JA’FAR ASH-SHADIQ IMAM
AHLUSSUNNAH
Tokoh dari kalangan ahlul
bait Nabi shallallahu ‘alaihi wa sallam ini dicatut oleh Syiah sebagai tokoh
sekte mereka, sebagai imam keenam dalam keyakinan Syiah Itsna Ayriyah, padahal
jauh panggang dari api. Akidahnya sangat berbeda jauh dengan akidah sekte
Syiah.
Nasab dan Kepribadiannya
Ia adalah Ja’far bin
Muhammad bin Ali Zainal Abidin bin Husein bin Ali bin Abu Thalib. Lahir di
Madinah tahun 80 H dan wafat di kota yang sama pada tahun 148 H, dalam usia 68
tahun.
Ash-Shadiq merupakan gelar
yang selalu tersemat kepadanya, karena ia terkenal dengan kejujurannya dalam
hadis, ucapan, dan tindakan. Ia tidak dikenal berdusta. Tidak hanya pada Syiah,
gelar ini juga masyhur di kalangan umat Islam.
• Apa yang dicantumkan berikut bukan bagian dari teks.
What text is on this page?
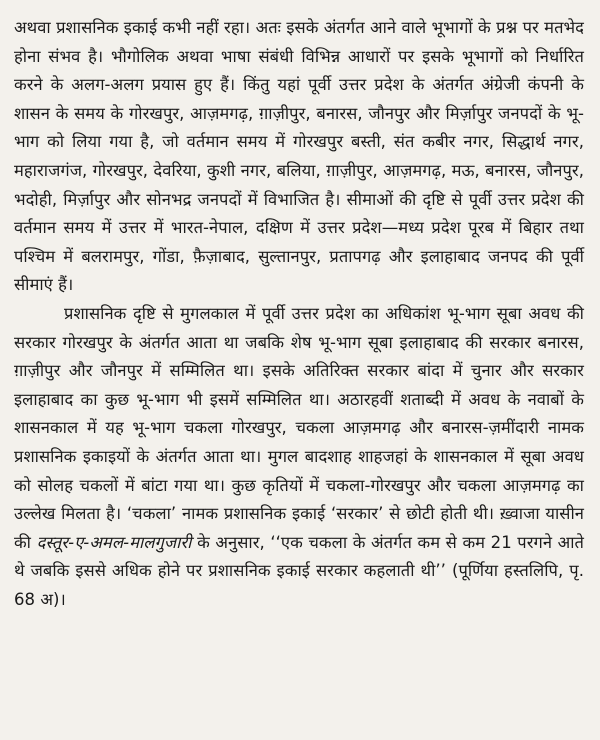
अथवा प्रशासनिक इकाई कभी नहीं रहा। अतः इसके अंतर्गत आने वाले भूभागों के प्रश्न पर मतभेद होना संभव है। भौगोलिक अथवा भाषा संबंधी विभिन्न आधारों पर इसके भूभागों को निर्धारित करने के अलग-अलग प्रयास हुए हैं। किंतु यहां पूर्वी उत्तर प्रदेश के अंतर्गत अंग्रेजी कंपनी के शासन के समय के गोरखपुर, आज़मगढ़, ग़ाज़ीपुर, बनारस, जौनपुर और मिर्ज़ापुर जनपदों के भू-भाग को लिया गया है, जो वर्तमान समय में गोरखपुर बस्ती, संत कबीर नगर, सिद्धार्थ नगर, महाराजगंज, गोरखपुर, देवरिया, कुशी नगर, बलिया, ग़ाज़ीपुर, आज़मगढ़, मऊ, बनारस, जौनपुर, भदोही, मिर्ज़ापुर और सोनभद्र जनपदों में विभाजित है। सीमाओं की दृष्टि से पूर्वी उत्तर प्रदेश की वर्तमान समय में उत्तर में भारत-नेपाल, दक्षिण में उत्तर प्रदेश—मध्य प्रदेश पूरब में बिहार तथा पश्चिम में बलरामपुर, गोंडा, फ़ैज़ाबाद, सुल्तानपुर, प्रतापगढ़ और इलाहाबाद जनपद की पूर्वी सीमाएं हैं।

प्रशासनिक दृष्टि से मुगलकाल में पूर्वी उत्तर प्रदेश का अधिकांश भू-भाग सूबा अवध की सरकार गोरखपुर के अंतर्गत आता था जबकि शेष भू-भाग सूबा इलाहाबाद की सरकार बनारस, ग़ाज़ीपुर और जौनपुर में सम्मिलित था। इसके अतिरिक्त सरकार बांदा में चुनार और सरकार इलाहाबाद का कुछ भू-भाग भी इसमें सम्मिलित था। अठारहवीं शताब्दी में अवध के नवाबों के शासनकाल में यह भू-भाग चकला गोरखपुर, चकला आज़मगढ़ और बनारस-ज़मींदारी नामक प्रशासनिक इकाइयों के अंतर्गत आता था। मुगल बादशाह शाहजहां के शासनकाल में सूबा अवध को सोलह चकलों में बांटा गया था। कुछ कृतियों में चकला-गोरखपुर और चकला आज़मगढ़ का उल्लेख मिलता है। ‘चकला’ नामक प्रशासनिक इकाई ‘सरकार’ से छोटी होती थी। ख़्वाजा यासीन की दस्तूर-ए-अमल-मालगुजारी के अनुसार, ‘‘एक चकला के अंतर्गत कम से कम 21 परगने आते थे जबकि इससे अधिक होने पर प्रशासनिक इकाई सरकार कहलाती थी’’ (पूर्णिया हस्तलिपि, पृ. 68 अ)।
Syaikhul Islam sering
menyebutnya dengan gelar ini.
Laqob lain yang menempel
pada Ja’far adalah al-imam dan al-faqih, karena memang ia adalah seorang ulama
dan tokoh panutan dari kalangan ahlul bait. Namun yang membedakan keyakinan
umat Islam dengan keyakinan Syiah, bahwa menurut umat Islam Ja’far ash-Shadiq
bukanlah imam yang ma’shum, bebas dari kesalahan dan dosa.
Imam Ja’far ash-Shadiq
dikarunia beberapa orang anak, mereka adalah Isma’il (dijadikan imam oleh Syiah
Ismailiyah), Ismail adalah putra tertuanya, wafat pada tahun 138 H, saat
ayahnya masih hidup. Kemudia Abdullah, dari Abdullah inilah terambil kun-yah Ja’far,
Abu Abdullah. Kemudian Musa, ia dijadikan oleh Syiah Itsna Asyriyah sebagai
imam yang ketujuh setelah Ja’far. Kemudian Ishaq, Muhammad, Ali, dan Fatimah.
Ja’far dikenal sebagai
seorang yang dermawan dan sangat murah hati. Sifat ini seakan warisan dan
tradisi dari keluarga yang mulia ini. Sebagaimana Rasulullah shallallahu
‘alaihi wa sallam yang paling murah hati di antara keluarga ini.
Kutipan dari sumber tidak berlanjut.